Paramos a tomar un café.

—La vida te enseñó muchas cosas —dije, tratando de iniciar una conversación.

—Me enseñó que podemos aprender, me enseñó que podemos cambiar —respondió él—. Aunque parezca imposible.

Estaba cortando el asunto. Casi no habíamos conversado durante las dos horas de viaje hasta aquel bar de la carretera.

Al principio intenté recordar nuestro tiempo de infancia, pero él apenas mostraba un educado interés. Ni siquiera me oía, y me hacía preguntas sobre cosas que yo ya había dicho.

Parecía que algo no andaba bien. Podía ser que el tiempo y la distancia lo hubiesen apartado para siempre de mi mundo. «Él habla sobre instantes mágicos —pensé—. ¿Qué diferencia hay en la carrera que siguieron Carmen, Santiago o María?» Su universo era otro, Soria no era más que un recuerdo distante: detenida en el tiempo, con los amigos de la infancia todavía en la infancia, y los viejos todavía vivos haciendo lo que hacían veintinueve años antes.
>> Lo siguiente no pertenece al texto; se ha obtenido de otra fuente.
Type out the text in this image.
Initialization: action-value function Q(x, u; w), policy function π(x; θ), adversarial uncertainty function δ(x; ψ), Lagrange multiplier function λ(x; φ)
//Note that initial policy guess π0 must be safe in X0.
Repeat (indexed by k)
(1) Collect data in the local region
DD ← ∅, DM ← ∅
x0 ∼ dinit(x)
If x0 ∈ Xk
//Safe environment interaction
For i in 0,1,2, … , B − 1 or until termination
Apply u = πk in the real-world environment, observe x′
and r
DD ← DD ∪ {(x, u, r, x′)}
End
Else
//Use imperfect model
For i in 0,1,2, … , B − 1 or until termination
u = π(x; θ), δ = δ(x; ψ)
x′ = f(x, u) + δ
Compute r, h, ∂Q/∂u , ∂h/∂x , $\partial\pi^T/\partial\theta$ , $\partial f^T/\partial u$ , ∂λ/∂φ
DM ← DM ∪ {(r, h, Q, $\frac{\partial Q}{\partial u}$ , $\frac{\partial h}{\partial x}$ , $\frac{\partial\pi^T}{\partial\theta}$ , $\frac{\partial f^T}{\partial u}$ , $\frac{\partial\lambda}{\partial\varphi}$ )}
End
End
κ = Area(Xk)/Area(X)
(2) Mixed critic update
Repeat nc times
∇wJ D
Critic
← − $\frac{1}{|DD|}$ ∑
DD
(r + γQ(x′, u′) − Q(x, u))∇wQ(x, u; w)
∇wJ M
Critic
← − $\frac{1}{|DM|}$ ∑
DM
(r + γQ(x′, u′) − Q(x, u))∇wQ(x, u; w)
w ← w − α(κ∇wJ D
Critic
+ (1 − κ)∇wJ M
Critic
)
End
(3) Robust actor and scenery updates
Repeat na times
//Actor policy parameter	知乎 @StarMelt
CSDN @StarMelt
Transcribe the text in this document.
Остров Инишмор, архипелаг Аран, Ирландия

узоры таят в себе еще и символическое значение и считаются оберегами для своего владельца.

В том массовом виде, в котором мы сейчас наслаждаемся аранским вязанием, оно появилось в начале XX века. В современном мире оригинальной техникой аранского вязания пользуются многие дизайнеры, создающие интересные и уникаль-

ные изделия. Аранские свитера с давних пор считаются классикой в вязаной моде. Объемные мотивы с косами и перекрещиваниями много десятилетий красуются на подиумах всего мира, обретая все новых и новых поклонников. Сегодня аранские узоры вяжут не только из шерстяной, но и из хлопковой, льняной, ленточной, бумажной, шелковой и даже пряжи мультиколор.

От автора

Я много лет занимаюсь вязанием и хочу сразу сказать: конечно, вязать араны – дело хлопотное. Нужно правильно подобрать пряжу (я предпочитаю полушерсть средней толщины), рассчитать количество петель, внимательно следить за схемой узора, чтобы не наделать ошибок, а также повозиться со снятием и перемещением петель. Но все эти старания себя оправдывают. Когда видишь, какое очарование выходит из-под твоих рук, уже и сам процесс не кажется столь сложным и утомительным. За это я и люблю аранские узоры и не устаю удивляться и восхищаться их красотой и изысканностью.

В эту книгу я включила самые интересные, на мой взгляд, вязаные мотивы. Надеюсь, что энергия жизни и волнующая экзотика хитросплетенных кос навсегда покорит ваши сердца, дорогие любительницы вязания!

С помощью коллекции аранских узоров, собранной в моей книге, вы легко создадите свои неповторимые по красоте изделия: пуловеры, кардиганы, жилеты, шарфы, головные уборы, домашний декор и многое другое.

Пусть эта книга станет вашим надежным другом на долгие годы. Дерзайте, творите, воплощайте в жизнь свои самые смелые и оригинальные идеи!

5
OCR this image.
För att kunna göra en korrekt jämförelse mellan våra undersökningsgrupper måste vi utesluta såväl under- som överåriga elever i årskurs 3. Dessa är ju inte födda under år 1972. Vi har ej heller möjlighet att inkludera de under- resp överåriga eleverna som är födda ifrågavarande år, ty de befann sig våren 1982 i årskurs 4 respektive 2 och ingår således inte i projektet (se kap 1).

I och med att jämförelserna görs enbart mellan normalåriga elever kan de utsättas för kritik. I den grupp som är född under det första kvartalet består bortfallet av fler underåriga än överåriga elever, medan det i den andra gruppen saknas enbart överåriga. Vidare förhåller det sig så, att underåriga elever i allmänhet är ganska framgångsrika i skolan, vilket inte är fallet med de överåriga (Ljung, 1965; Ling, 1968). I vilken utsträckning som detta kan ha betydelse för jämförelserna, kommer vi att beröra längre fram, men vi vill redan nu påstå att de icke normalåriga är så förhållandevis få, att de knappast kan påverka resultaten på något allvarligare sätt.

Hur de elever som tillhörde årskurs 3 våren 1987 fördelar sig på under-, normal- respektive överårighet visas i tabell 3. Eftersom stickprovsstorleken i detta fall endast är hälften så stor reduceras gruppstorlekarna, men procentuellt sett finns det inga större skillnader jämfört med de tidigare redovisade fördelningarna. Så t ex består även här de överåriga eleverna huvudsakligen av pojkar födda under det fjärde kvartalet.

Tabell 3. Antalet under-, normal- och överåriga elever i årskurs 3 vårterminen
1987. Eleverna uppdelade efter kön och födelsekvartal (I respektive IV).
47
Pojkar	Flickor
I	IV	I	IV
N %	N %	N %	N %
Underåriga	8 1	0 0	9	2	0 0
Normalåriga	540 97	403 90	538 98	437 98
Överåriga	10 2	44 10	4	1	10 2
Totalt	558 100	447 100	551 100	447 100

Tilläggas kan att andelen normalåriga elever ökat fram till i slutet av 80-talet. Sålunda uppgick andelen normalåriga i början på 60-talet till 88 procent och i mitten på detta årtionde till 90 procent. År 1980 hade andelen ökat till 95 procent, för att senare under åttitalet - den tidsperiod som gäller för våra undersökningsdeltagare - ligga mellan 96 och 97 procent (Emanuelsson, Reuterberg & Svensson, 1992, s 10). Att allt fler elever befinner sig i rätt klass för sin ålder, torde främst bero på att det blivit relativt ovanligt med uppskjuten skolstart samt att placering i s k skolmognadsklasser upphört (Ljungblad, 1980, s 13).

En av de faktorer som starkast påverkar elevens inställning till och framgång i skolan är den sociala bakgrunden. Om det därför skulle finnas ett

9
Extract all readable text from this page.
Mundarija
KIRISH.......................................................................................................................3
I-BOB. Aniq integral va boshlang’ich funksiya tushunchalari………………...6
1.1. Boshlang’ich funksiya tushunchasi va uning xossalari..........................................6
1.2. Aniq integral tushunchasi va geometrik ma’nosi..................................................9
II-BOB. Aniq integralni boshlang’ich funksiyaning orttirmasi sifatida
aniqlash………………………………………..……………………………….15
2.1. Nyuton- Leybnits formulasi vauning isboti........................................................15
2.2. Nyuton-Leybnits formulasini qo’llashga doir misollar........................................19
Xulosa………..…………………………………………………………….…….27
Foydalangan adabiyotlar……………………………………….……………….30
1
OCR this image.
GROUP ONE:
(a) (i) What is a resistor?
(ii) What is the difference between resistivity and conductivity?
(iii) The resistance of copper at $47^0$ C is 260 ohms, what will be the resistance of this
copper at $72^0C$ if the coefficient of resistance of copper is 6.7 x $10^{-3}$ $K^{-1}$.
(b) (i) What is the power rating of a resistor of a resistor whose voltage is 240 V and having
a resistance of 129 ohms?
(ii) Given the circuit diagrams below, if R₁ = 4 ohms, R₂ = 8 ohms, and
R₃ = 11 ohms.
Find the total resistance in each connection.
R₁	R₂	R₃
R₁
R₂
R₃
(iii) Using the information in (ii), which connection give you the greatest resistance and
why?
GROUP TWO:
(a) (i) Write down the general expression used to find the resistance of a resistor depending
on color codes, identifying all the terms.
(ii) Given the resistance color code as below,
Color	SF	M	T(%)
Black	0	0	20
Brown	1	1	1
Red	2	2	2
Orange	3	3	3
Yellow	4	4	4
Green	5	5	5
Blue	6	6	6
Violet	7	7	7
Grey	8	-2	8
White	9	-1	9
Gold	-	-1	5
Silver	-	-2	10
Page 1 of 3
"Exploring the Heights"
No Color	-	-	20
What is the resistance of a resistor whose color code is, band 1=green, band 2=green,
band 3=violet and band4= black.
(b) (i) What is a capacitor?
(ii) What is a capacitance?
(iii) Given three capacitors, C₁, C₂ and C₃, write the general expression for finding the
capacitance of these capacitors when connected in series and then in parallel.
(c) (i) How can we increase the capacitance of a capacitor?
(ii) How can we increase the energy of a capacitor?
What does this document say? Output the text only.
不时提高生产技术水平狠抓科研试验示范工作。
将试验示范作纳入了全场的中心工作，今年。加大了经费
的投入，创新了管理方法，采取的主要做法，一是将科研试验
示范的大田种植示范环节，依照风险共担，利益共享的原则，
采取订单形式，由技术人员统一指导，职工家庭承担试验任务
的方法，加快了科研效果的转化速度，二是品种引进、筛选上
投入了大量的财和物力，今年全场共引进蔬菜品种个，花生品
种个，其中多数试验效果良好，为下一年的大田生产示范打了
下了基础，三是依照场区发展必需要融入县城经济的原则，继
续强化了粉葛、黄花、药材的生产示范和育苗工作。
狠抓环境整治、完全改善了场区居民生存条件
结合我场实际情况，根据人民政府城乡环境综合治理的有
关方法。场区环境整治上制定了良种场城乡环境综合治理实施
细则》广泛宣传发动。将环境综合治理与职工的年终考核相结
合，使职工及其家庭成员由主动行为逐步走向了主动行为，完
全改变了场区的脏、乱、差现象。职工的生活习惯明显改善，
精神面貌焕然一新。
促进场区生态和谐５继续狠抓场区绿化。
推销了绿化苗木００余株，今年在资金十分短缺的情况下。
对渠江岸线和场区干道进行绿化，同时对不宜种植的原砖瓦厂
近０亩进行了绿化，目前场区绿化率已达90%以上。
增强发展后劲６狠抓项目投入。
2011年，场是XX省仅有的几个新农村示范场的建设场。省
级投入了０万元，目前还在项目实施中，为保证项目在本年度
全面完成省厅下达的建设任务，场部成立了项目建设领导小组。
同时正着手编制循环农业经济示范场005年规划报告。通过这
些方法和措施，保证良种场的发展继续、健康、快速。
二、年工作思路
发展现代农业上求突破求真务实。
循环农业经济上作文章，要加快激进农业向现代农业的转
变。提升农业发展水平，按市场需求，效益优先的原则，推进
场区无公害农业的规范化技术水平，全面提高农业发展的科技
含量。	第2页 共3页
Empecé a arrepentirme de haber aceptado el viaje en coche. Cuando volvió a cambiar de tema, durante el café, decidí no insistir más.

Las dos horas restantes, hasta Bilbao, fueron una verdadera tortura. Él miraba la carretera, yo miraba por la ventanilla, y ninguno de los dos ocultaba el malestar que se había instalado. El coche alquilado no tenía radio, y la solución era aguantar el silencio.